Christian Alexandre, 21, a pasture egg farmer and student at Cal Poly San Obispo, said it's natural to wonder why people would pay roughly 400 percent more for his eggs than those from a caged bird.
“There's no other product that has such an extreme markup,” said Alexandre.
His family's certified-organic farm near Crescent City includes about 5,000 chickens and 1,500 dairy cows. Its Alexandre Kids brand eggs sell at Whole Foods stores as far south as Fresno. Earlier this month the farm's eggs were selling for $7.99 a dozen at the Coddingtown Whole Foods in Santa Rosa.
The egg operation was started in 2005 by Alexandre and another of his four siblings. It already has paid for college for the three oldest children, and the family is planning another expansion.

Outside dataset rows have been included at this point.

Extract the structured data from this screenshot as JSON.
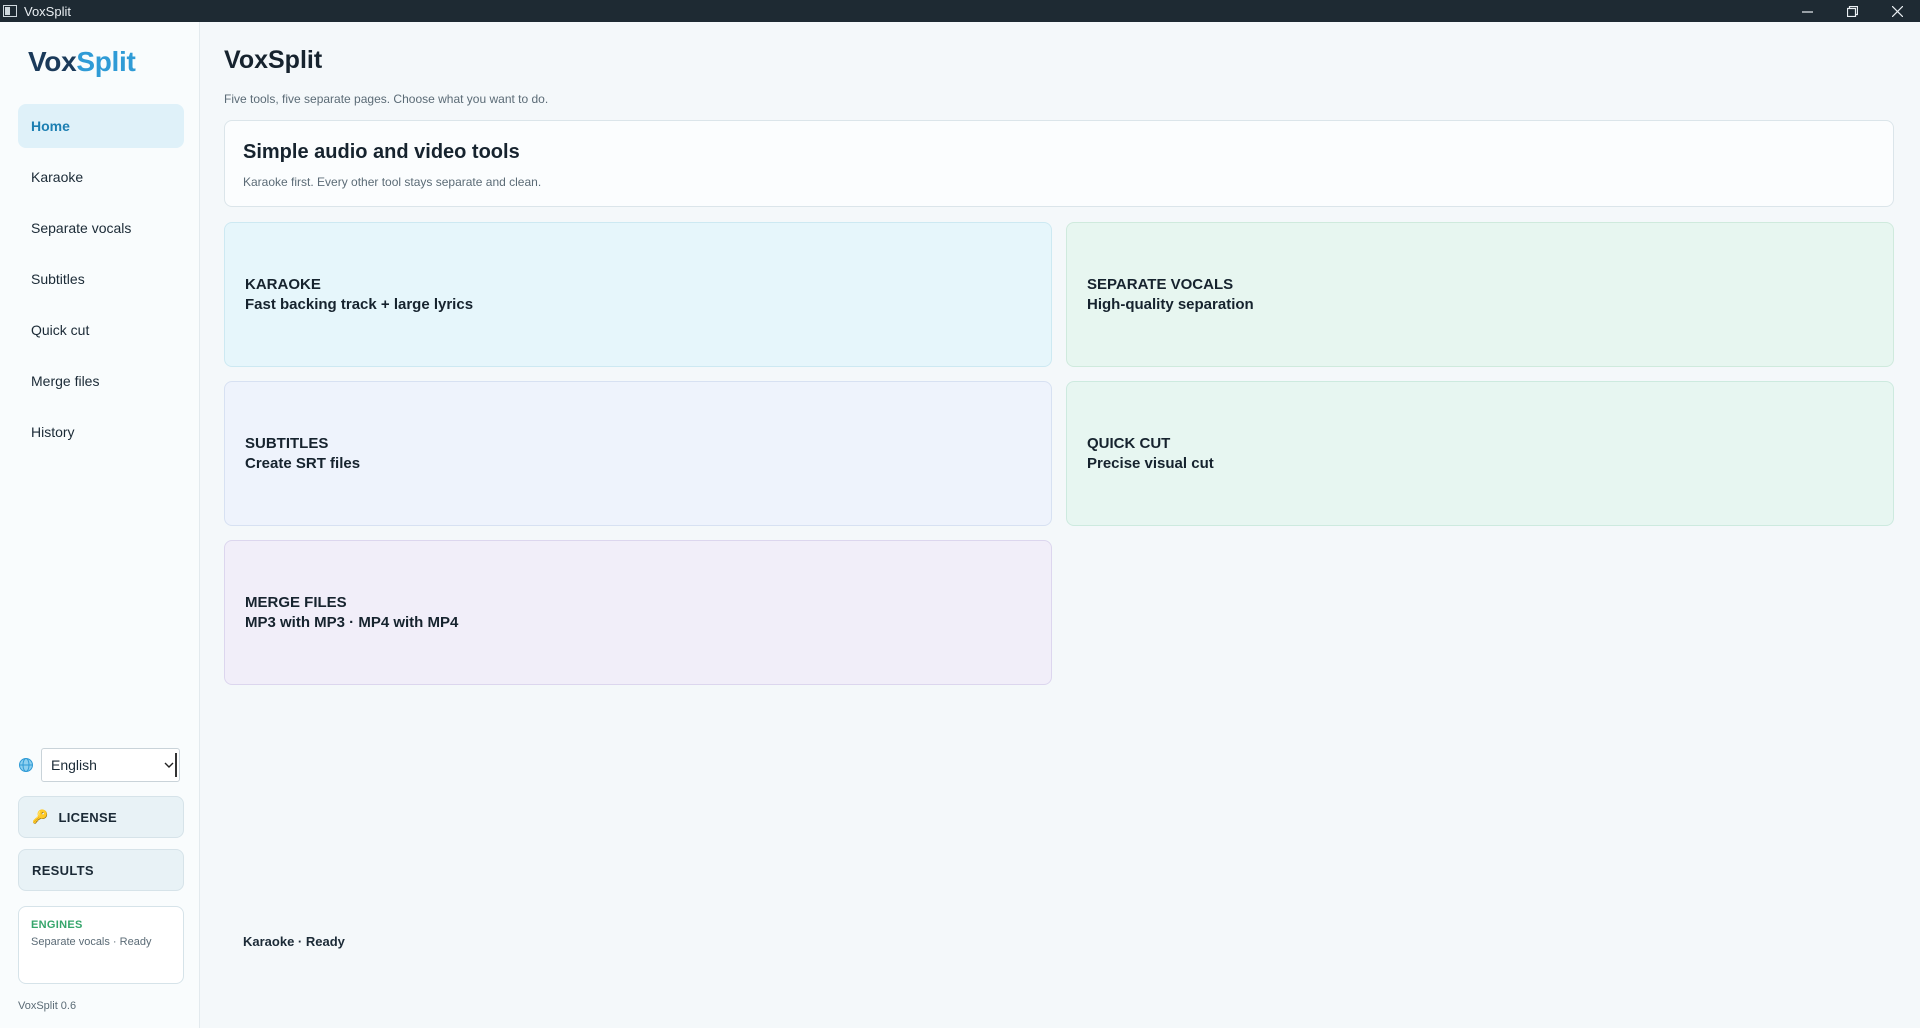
{
  "window": {
    "title": "VoxSplit",
    "controls": {
      "minimize": "─",
      "restore": "❐",
      "close": "✕"
    }
  },
  "sidebar": {
    "brand_a": "Vox",
    "brand_b": "Split",
    "items": [
      {
        "label": "Home",
        "active": true
      },
      {
        "label": "Karaoke"
      },
      {
        "label": "Separate vocals"
      },
      {
        "label": "Subtitles"
      },
      {
        "label": "Quick cut"
      },
      {
        "label": "Merge files"
      },
      {
        "label": "History"
      }
    ],
    "language": {
      "selected": "English"
    },
    "license_label": "LICENSE",
    "results_label": "RESULTS",
    "engines": {
      "label": "ENGINES",
      "main": "Karaoke · Ready",
      "sub": "Separate vocals · Ready"
    },
    "version": "VoxSplit 0.6"
  },
  "main": {
    "title": "VoxSplit",
    "subtitle": "Five tools, five separate pages. Choose what you want to do.",
    "hero": {
      "title": "Simple audio and video tools",
      "subtitle": "Karaoke first. Every other tool stays separate and clean."
    },
    "tiles": {
      "karaoke": {
        "name": "KARAOKE",
        "desc": "Fast backing track + large lyrics"
      },
      "vocals": {
        "name": "SEPARATE VOCALS",
        "desc": "High-quality separation"
      },
      "subtitles": {
        "name": "SUBTITLES",
        "desc": "Create SRT files"
      },
      "quickcut": {
        "name": "QUICK CUT",
        "desc": "Precise visual cut"
      },
      "merge": {
        "name": "MERGE FILES",
        "desc": "MP3 with MP3 · MP4 with MP4"
      }
    }
  },
  "colors": {
    "accent": "#2f9bd6",
    "brand_dark": "#1b3a5a",
    "ready_green": "#35a56b"
  }
}
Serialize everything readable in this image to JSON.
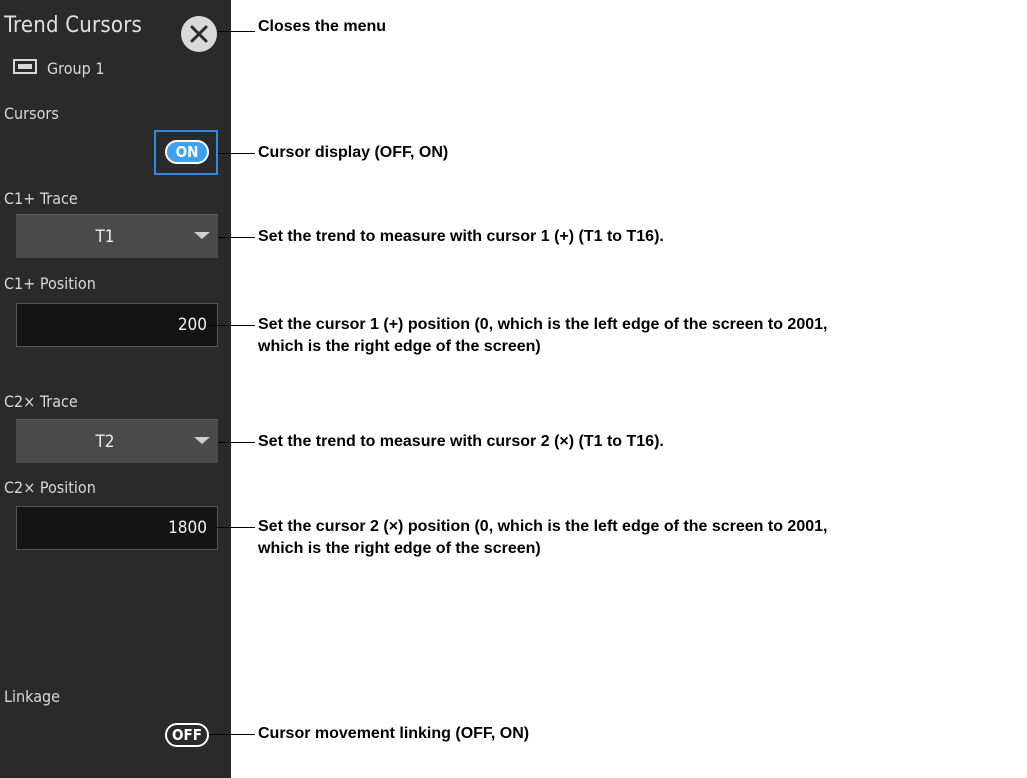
{
  "menu": {
    "title": "Trend Cursors",
    "group_label": "Group 1",
    "cursors_label": "Cursors",
    "cursors_toggle": "ON",
    "c1_trace_label": "C1+ Trace",
    "c1_trace_value": "T1",
    "c1_position_label": "C1+ Position",
    "c1_position_value": "200",
    "c2_trace_label": "C2× Trace",
    "c2_trace_value": "T2",
    "c2_position_label": "C2× Position",
    "c2_position_value": "1800",
    "linkage_label": "Linkage",
    "linkage_toggle": "OFF"
  },
  "annotations": {
    "close": "Closes the menu",
    "cursor_display": "Cursor display (OFF, ON)",
    "c1_trace": "Set the trend to measure with cursor 1 (+) (T1 to T16).",
    "c1_position_line1": "Set the cursor 1 (+) position (0, which is the left edge of the screen to 2001,",
    "c1_position_line2": "which is the right edge of the screen)",
    "c2_trace": "Set the trend to measure with cursor 2 (×) (T1 to T16).",
    "c2_position_line1": "Set the cursor 2 (×) position (0, which is the left edge of the screen to 2001,",
    "c2_position_line2": "which is the right edge of the screen)",
    "linkage": "Cursor movement linking (OFF, ON)"
  },
  "icons": {
    "close": "close-icon",
    "group": "group-display-icon",
    "dropdown": "caret-down-icon"
  },
  "colors": {
    "panel": "#2a2a2a",
    "accent": "#3da0f0",
    "focus": "#2f8be6"
  }
}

Chris Coffin, Whole Foods grocery coordinator for Northern California, said the company limited sales to cage-free egg varieties in 2004. The region's stores began offering pasture-raised eggs about the time that Gilardi's farm came on board more than three years ago.
“They definitely are a growth category for us,” Coffin said of the specialty eggs. “People have really been willing to pay a premium.”
Farmers and others say consumers pay more because they believe that pasture-raised means more-nutritious eggs from farms that use humane and environmentally sustainable practices.
“They're not just buying the egg,” said Mark Kastel, a Wisconsin-based farm policy group that has pushed for stronger rules on organic farming. “They're buying the story behind the egg.”
Unlike some other commodities, Kastel said, consumers can see and taste the difference. “The colors are brilliant. The flavors are intense.”
Arnie Riebli, an owner of Petaluma-based Sunrise Farms, the largest conventional egg farm in Sonoma County, disputed that pasture-raised eggs are any more nutritious or healthier than those from caged birds.
And he countered that many more Americans are struggling financially these days and want access to conventional eggs because they need an affordable source of food.
“What about the other 95 percent of the population?” Riebli asked.